We are passionate, we are not cynical, we are driven by something other than greed, and ultimately we belive that is a powerful communicator of who we are and what we do. Being on a mission makes a difference. Companies of the 21st Century have to be driven by a passionate need and desire, which be translated into a core brand truth and promise.
We believe that Brands today, need advocates, not consumers
Alan
Well said! Reading into your post it seems like we're going to see a new challenge for the marketeers - how best to communicate a company's mission. In fact mission-drive marketing can be seen in a number of firms (whether that is really their mission or not is questionable, but the advertising campaigns have definitely worked for them). Take Microsoft's "Your potential, our passion" campaign for example.
Companies of the future, I believe, will be much like communities of practice where we will see some movers and shakers (influential people) who won't necessarily be influential because of hierarchy, but how well they work in the community. What are the rules of the communities...what works, what doesn't? Who can influence and why? And who sustains that influence? These will be the questions to answer in management science in the next decade and the future companies.
Harsh
Posted by: Harsh Dhundia | July 17, 2006 at 05:44 PM
Dear Harsh, I think you are right.
If you take the principle that the 20th C was about efficiency and the 21st is about experience than that must exist, inside and outside the organisation.
I agree that an organising principle, belief, flat organisation is key.
Rightly put if you build your business as a community vs. as a siloed organisation. How do you do that?
Who drives it. would be interesting to find out if there are any stanford/Harvard management gurus thinking about these things
I think we had a post about leadership entitled Organisations and innovation http://communities-dominate.blogs.com/brands/2006/05/organisations_a.html
I am sure there are some more
Posted by: alan moore | July 17, 2006 at 06:37 PM
Passion! That's a word so rarely applied to corporate marketing that I'd hesitate to use it in conversations with my clients. The reason? They react badly. They stare. They wonder what you've been drinking.
Passion unites people. It creates communities. It is perhaps the single most powerful differentiator in existence (I'll take it against features, price, benefits any time).
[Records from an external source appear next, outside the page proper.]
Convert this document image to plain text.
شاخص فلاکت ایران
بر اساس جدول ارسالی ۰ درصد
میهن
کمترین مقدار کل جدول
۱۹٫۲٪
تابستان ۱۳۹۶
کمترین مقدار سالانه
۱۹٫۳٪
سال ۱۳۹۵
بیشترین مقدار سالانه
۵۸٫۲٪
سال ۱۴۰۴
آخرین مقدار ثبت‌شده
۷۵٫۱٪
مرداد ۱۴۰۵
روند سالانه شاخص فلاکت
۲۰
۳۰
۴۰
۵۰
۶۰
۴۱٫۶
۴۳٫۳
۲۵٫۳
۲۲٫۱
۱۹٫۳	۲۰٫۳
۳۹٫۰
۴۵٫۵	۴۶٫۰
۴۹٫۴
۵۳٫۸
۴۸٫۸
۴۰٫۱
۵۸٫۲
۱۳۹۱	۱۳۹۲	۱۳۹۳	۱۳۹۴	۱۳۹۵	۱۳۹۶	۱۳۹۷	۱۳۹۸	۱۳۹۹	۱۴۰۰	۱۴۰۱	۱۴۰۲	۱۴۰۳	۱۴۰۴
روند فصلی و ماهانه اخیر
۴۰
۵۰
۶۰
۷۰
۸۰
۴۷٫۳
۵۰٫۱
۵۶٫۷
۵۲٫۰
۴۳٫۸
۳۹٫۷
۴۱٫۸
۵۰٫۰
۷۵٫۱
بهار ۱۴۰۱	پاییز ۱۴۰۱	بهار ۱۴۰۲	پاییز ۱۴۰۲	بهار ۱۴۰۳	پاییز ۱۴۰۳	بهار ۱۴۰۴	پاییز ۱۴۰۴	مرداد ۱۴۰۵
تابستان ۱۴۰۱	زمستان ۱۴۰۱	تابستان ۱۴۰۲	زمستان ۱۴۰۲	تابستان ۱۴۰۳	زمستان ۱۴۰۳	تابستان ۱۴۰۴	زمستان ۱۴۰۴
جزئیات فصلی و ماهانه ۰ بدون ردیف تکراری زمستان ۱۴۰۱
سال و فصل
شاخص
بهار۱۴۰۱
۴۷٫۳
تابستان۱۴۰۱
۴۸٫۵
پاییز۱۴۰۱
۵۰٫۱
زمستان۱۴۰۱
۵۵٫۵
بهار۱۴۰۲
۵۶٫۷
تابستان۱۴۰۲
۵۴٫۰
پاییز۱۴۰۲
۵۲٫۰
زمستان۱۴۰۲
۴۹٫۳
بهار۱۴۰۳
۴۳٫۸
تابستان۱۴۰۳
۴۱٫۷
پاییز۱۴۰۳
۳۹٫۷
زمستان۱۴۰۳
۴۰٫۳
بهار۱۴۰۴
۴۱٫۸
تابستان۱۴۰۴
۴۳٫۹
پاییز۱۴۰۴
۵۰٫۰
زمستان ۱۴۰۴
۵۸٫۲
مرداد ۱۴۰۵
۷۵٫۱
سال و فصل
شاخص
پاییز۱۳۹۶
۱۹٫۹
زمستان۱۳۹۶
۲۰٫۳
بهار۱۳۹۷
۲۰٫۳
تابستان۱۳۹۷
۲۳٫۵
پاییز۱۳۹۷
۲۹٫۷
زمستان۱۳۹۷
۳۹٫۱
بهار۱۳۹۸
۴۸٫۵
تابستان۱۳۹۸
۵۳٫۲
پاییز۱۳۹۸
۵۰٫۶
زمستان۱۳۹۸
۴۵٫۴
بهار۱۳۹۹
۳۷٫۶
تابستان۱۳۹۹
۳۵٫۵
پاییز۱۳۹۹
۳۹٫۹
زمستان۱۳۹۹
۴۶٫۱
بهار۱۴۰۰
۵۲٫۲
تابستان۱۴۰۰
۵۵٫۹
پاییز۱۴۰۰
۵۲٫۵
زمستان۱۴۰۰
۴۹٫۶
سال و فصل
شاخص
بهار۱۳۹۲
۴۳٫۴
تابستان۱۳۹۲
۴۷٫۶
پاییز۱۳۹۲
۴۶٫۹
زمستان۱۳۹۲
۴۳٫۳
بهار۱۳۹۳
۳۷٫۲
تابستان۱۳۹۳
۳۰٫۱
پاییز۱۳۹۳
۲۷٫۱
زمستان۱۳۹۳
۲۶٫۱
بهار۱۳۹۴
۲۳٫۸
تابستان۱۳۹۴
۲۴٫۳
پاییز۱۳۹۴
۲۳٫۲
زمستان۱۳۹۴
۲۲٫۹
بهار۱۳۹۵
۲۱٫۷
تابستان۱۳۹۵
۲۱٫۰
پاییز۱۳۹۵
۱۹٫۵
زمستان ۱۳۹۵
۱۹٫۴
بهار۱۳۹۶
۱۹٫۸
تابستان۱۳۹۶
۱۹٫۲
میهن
Shared passio? I can't think of a better community builder.
Naturally, it's the first thing excised from the marketing plan, messaging platform or copy. Maybe it's because the management gurus you mentioned are so often trained to reduce the organization to widgets, margins, QA stats and costs.
Passion-based marketing. I'm copyrighting it right now... 8-)
Posted by: Tom Chandler | July 18, 2006 at 12:06 AM
There is an interesting term for marketeers - "The dream merchants". How could one be a "dream merchant" unless there's some passion in that campaign? For me word of mouth marketing is indeed passion-based. If we can't get our users to be passionate about our product or service we can't get them to advocate our product/service. So, I think the notion of passion-based marketing is emerging but with different names under different umbrellas. We just have to figure out what it takes in terms of marketing to create passionate users - what it takes to be "The dream merchants".
Posted by: Harsh Dhundia | July 19, 2006 at 07:25 PM
So few companies support the passsionate users that already exist, much less do what it takes to create new fanatics.
Most organizations seem reluctant to make their passion a centerpiece of their marketing. (the result of outsourcing to disconnected agencies perhaps?) But isn't that really what we're talking about with engagement marketing? Aren't we really telling an organization to share (via blog perhaps) their passions and values with their community?
So much of what I've read here, in the book and elsewhere deals with large organizations, yet I see an enormous opportunity for small and medium-sized businesses to "out-engage" their larger, less "passionate" competitors.
The technology is cheap, the users are on the Internet, and the only real roadblock seems to be content.